In town, teenager Michelle Boffa had went home after attending a high school football game. She had a surprise waiting for her. On the front porch there lay a single black rose. Another girl across town discovered the same thing. These two girls had something in common: they both had blonde hair and blue eyes. They had been chosen.
When Halloween came, law enforcement increased their patrols. They had received an anonymous phone call that claimed a ritual was going to be held in the Millersburg area. In town, a patrol car came across a group wearing black robes in a local cemetery. They turned out to be a group of sorority girls who left quietly when asked.
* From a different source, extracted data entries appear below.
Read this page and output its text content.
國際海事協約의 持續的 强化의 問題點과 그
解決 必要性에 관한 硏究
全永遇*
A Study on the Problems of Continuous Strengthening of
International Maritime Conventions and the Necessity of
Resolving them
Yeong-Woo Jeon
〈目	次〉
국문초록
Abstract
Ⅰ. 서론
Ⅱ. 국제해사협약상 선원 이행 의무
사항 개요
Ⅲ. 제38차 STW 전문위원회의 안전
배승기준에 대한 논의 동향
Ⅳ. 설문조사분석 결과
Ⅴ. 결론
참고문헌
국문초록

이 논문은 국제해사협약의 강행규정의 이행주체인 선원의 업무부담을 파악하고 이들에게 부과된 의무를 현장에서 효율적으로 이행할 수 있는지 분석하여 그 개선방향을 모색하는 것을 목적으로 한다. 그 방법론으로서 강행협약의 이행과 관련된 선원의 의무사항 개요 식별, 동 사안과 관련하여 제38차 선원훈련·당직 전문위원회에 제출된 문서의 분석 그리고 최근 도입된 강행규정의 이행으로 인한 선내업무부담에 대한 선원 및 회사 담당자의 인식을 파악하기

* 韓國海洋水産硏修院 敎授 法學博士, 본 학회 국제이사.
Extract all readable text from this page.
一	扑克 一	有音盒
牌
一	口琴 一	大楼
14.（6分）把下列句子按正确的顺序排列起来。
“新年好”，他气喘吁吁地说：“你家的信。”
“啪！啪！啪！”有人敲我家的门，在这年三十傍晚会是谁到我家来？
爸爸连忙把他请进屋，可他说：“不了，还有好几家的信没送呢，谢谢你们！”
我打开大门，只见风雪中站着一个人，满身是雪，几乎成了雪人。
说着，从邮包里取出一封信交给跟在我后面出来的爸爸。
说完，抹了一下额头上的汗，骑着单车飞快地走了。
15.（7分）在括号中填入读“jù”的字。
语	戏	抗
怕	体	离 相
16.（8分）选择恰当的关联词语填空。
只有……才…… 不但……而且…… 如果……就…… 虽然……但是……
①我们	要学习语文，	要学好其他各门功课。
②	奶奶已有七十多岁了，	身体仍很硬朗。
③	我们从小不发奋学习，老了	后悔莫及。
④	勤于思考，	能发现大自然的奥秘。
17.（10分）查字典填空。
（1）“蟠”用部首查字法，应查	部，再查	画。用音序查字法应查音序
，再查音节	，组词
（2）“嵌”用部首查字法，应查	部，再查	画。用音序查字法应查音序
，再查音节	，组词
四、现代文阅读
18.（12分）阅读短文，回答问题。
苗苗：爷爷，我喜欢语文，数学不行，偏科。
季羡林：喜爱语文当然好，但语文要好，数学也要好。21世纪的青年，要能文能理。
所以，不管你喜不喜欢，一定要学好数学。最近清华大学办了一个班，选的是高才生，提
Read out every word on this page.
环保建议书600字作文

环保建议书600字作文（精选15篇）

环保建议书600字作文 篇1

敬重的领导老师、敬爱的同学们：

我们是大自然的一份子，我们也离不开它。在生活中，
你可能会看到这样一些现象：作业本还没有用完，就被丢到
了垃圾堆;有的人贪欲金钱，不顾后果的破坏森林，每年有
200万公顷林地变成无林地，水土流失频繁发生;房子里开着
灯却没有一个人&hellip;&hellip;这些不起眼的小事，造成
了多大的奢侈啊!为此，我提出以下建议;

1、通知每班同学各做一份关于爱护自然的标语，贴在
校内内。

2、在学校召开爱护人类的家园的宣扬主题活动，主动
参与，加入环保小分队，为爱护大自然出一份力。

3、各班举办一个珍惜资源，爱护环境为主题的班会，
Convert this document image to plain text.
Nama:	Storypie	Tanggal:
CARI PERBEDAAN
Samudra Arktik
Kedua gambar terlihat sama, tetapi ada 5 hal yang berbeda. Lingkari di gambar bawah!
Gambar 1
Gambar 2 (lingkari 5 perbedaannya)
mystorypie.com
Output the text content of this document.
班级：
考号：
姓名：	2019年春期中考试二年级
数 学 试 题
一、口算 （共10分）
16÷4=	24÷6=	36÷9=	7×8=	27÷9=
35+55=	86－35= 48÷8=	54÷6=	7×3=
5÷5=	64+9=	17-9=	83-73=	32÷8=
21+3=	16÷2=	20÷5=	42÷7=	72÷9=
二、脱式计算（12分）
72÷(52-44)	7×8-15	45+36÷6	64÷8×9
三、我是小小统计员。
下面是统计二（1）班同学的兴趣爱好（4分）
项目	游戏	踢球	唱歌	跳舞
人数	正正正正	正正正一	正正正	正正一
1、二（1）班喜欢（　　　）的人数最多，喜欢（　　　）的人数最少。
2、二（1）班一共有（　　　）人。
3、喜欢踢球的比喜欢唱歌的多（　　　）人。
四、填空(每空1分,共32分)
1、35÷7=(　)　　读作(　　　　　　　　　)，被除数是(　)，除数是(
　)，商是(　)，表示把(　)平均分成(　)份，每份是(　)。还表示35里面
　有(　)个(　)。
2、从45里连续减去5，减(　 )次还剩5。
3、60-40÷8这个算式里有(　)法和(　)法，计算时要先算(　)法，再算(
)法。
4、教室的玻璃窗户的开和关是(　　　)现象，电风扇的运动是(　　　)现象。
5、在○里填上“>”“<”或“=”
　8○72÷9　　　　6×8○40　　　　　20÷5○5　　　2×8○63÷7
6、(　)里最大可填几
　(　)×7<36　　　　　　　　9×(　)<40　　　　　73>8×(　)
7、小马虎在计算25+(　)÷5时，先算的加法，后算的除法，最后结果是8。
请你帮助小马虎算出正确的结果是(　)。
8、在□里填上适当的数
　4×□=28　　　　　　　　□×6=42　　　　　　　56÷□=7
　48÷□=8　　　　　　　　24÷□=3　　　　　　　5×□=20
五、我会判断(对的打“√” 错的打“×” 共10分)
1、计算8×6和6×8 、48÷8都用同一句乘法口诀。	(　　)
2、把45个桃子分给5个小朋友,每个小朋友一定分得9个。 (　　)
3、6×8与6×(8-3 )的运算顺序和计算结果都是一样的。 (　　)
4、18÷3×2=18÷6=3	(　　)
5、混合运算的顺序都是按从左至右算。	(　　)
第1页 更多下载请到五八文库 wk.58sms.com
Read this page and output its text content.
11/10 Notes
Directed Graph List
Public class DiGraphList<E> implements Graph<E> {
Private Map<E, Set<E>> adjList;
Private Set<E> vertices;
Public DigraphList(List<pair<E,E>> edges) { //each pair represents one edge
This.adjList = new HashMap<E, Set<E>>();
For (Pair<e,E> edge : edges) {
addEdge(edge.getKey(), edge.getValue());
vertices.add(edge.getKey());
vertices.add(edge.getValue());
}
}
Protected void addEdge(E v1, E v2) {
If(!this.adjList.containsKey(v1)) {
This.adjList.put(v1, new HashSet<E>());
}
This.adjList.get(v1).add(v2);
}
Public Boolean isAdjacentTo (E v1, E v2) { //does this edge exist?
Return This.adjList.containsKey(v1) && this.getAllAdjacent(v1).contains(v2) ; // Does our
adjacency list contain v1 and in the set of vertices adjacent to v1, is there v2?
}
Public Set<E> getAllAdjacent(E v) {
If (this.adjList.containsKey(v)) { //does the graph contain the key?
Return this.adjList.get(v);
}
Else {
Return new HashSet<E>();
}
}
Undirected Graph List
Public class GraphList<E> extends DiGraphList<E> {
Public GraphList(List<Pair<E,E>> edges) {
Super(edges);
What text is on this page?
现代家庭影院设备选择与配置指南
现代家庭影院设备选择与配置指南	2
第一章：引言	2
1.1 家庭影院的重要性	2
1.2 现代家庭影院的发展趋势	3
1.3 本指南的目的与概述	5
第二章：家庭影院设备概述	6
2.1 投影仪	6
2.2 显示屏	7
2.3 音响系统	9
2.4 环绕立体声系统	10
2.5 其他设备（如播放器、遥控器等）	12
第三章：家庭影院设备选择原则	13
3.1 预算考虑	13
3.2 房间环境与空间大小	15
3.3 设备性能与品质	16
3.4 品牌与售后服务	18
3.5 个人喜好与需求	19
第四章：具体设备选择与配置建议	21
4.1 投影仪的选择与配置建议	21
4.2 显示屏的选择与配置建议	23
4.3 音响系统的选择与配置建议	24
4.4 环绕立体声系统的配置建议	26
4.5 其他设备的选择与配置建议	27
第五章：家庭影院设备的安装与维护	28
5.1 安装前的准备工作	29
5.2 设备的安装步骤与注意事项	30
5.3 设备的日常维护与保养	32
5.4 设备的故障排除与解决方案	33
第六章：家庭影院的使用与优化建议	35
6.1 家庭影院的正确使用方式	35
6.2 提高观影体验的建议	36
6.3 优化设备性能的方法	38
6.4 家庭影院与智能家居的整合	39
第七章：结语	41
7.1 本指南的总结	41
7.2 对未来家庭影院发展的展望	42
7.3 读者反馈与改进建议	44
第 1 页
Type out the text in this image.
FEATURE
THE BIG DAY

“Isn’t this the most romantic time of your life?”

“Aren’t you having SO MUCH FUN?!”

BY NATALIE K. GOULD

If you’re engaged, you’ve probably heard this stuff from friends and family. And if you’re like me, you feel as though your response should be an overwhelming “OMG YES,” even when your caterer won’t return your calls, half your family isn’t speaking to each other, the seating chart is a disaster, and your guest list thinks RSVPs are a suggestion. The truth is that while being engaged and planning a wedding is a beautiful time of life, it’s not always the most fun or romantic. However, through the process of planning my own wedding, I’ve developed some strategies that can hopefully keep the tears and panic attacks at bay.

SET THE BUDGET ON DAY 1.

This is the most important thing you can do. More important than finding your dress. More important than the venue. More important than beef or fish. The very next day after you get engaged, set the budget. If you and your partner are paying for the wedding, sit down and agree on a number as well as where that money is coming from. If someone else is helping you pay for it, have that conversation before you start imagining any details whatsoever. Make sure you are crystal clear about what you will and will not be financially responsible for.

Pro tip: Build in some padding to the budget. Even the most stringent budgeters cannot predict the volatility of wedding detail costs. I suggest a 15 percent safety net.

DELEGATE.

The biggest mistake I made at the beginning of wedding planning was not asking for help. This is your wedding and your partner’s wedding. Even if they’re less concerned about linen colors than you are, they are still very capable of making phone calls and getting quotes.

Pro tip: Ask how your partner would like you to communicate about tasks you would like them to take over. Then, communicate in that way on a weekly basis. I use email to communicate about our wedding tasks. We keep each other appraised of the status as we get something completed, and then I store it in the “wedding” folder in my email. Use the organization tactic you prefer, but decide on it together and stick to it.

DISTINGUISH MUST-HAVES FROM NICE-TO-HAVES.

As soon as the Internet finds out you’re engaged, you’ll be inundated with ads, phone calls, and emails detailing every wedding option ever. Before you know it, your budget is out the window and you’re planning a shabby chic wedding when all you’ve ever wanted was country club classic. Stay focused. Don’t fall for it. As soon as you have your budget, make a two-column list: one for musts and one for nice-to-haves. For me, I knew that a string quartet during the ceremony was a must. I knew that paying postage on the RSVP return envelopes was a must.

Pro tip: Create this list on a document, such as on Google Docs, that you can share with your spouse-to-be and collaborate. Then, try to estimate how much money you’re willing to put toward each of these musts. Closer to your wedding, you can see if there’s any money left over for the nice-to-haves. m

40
These girls were lucky because if someone else had spotted them, they may not have been able to leave so peacefully. Like a scene from the Wild West, young men formed posses to protect potential victims and hopefully to catch the cult members. These young men armed themselves with baseball bats, knives, and even the occasional gun. While some of them felt a genuine need to protect their communities, others tagged along as if they just wanted an excuse to beat someone up. Throughout the night, car loads of these young men drove around the county making stops at places rumored or suspected of being spots Satanists would hold their ceremony.
They made frequent stops at a couple of claypits. They also drove around neighborhoods in town to watch for attempted kidnappings where kids were trick-or-treating. They kept a careful eye on any vans that they saw. White vans attracted special attention and were followed. But if these self-styled vigilantes had driven to the city of Columbia and pulled into the parking lot of a television studio, they would have finally found the white van that they were looking for.
Fulton police officer Roger Rice reported to the Fulton Sun that the white van at the homecoming game that was rumored to hold devil worshippers was actually a television news crew recording footage for the evening news.